Forget your mantra. Watching First Cow is a form of meditation. The gentle Western by Kelly Reichardt (Certain Women) slows down the rhythms of your body until you achieve cinematic nirvana. The first clue is the opening shot, in which a barge enters from the left, floating down a river. We watch it move across the frame for longer than we expect, but its languid pace has a purpose. Reichardt is resetting our internal clocks to a distant time, when attention spans were longer and simple movements were appreciated. 

First Cow is the story of a friendship between two outcasts of the Old West. Cookie Figowitz (John Magaro) is a mild-mannered cook who makes his living feeding trappers on expeditions to the Pacific Northwest during the Gold Rush. He’s a bit more enlightened than his rough-and-tumble wagonmates. When we first meet him, he is delicately foraging mushrooms. Deep in the forest, he runs into King Lu (Orion Lee), a Chinese traveler on the run from Russians seeking vengeance for an act of violence. The vagaries of international diplomacy mean little in the wild, and the two quickly become friends. 

It’s a friendship of convenience—everyone can use a companion in such an unforgiving landscape—but it quickly evolves into a business arrangement. An off-hand comment Cookie makes about wanting to open a bakery in San Francisco sparks King Lu’s imagination. They sneak off in the dead of night to steal milk from the territory’s only cow, owned by the wealthy Chief Factor (Toby Jones), and fry it into an “oily cake,” which becomes the must-have delicacy at their local market. Gunfighters and farmers alike line up for the chance to sample their wares. Even the Chief Factor himself is enamored with the pastry, telling them that it tastes like London, and he hires them to bake something special for an upcoming visit from a British aristocrat.

The cake seems to transport even the most grizzled customer back to a more vivid time, and the film does the same for us. Reichardt’s frame is composed of empty natural spaces, and her subject is human tenderness, especially in our connection to the natural world. Dogs and chicks are given ample screen time, and Cookie’s affection for the cow whose milk he pilfers is a soothing antidote to the hardness of the world they inhabit. The film even makes sure we know that the cow’s calf died in transport, so they’re not stealing milk meant for her actual offspring. Reichardt’s world is a comforting place, where the worries of the day melt away.

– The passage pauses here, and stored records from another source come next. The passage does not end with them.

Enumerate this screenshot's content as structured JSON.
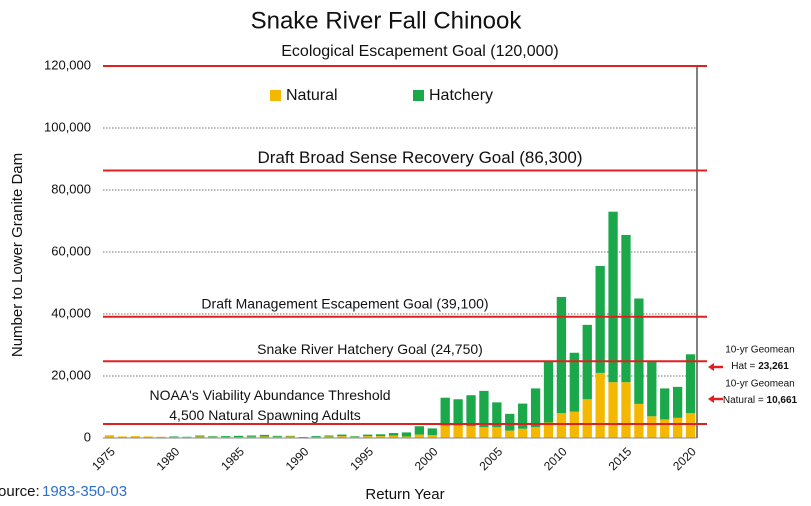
{
  "chart_data": {
    "type": "stacked_bar",
    "title": "Snake River Fall Chinook",
    "ylabel": "Number to Lower Granite Dam",
    "xlabel": "Return Year",
    "categories": [
      1975,
      null,
      null,
      null,
      null,
      1980,
      null,
      null,
      null,
      null,
      1985,
      null,
      null,
      null,
      null,
      1990,
      null,
      null,
      null,
      null,
      1995,
      null,
      null,
      null,
      null,
      2000,
      null,
      null,
      null,
      null,
      2005,
      null,
      null,
      null,
      null,
      2010,
      null,
      null,
      null,
      null,
      2015,
      null,
      null,
      null,
      null,
      2020
    ],
    "series": [
      {
        "name": "Natural",
        "color": "#f5b800",
        "values": [
          900,
          500,
          600,
          500,
          400,
          300,
          300,
          500,
          400,
          300,
          300,
          400,
          500,
          400,
          500,
          100,
          300,
          500,
          600,
          400,
          600,
          600,
          800,
          500,
          1100,
          900,
          4000,
          4000,
          3800,
          3500,
          3500,
          2400,
          3000,
          3500,
          5000,
          8000,
          8500,
          12500,
          21000,
          18000,
          18000,
          11000,
          7000,
          6000,
          6500,
          8000
        ]
      },
      {
        "name": "Hatchery",
        "color": "#1aa84a",
        "values": [
          0,
          0,
          0,
          0,
          0,
          200,
          100,
          300,
          200,
          300,
          400,
          400,
          500,
          300,
          200,
          200,
          300,
          300,
          500,
          200,
          500,
          600,
          800,
          1300,
          2700,
          2200,
          9000,
          8500,
          10000,
          11700,
          8000,
          5400,
          8100,
          12500,
          20000,
          37500,
          19000,
          24000,
          34500,
          55000,
          47500,
          34000,
          17500,
          10000,
          10000,
          19000
        ]
      }
    ],
    "ylim": [
      0,
      120000
    ],
    "yticks": [
      0,
      {
        "value": 20000,
        "label": "20,000"
      },
      {
        "value": 40000,
        "label": "40,000"
      },
      {
        "value": 60000,
        "label": "60,000"
      },
      {
        "value": 80000,
        "label": "80,000"
      },
      {
        "value": 100000,
        "label": "100,000"
      },
      {
        "value": 120000,
        "label": "120,000"
      }
    ],
    "grid": true,
    "goal_lines": [
      {
        "value": 120000,
        "label": [
          "Ecological Escapement Goal (120,000)"
        ]
      },
      {
        "value": 86300,
        "label": [
          "Draft Broad Sense Recovery Goal (86,300)"
        ]
      },
      {
        "value": 39100,
        "label": [
          "Draft Management Escapement Goal (39,100)"
        ]
      },
      {
        "value": 24750,
        "label": [
          "Snake River Hatchery Goal (24,750)"
        ]
      },
      {
        "value": 4500,
        "label": [
          "NOAA's Viability Abundance Threshold",
          "4,500 Natural Spawning Adults"
        ]
      }
    ],
    "annotations": [
      {
        "title": "10-yr Geomean",
        "label": "Hat = ",
        "value": "23,261"
      },
      {
        "title": "10-yr Geomean",
        "label": "Natural = ",
        "value": "10,661"
      }
    ],
    "source": {
      "label": "Source:",
      "link": "1983-350-03"
    }
  }
}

The harmonious vibes are so overpowering that you might miss the burgeoning darkness. Embedded in First Cow is a critique of capitalism every bit as trenchant as that of Parasite, the recent Best Picture winner. Reichardt and her co-writer Jonathan Raymond, working from his novel, portray a multi-tiered system of oppression, in which wealthy landowners such as the Chief hold sway over desperate workers like Cookie and King Lu. And beneath them are the Native Americans whose land is being aggressively co-opted. The Chief has married a Native American woman (Lily Gladstone) and employs several other Indigenous people in his home, keeping his friends close and those he is subjugating even closer. In the world of First Cow, everyone works for the wealthy, who co-opt our dreams in their quest to have just a little bit more, and all we have to soothe our weary souls are confections and companionship. Sometimes, it’s more than enough.

First Cow opens Friday at Landmark E Street Cinema and Landmark Bethesda Row Cinema.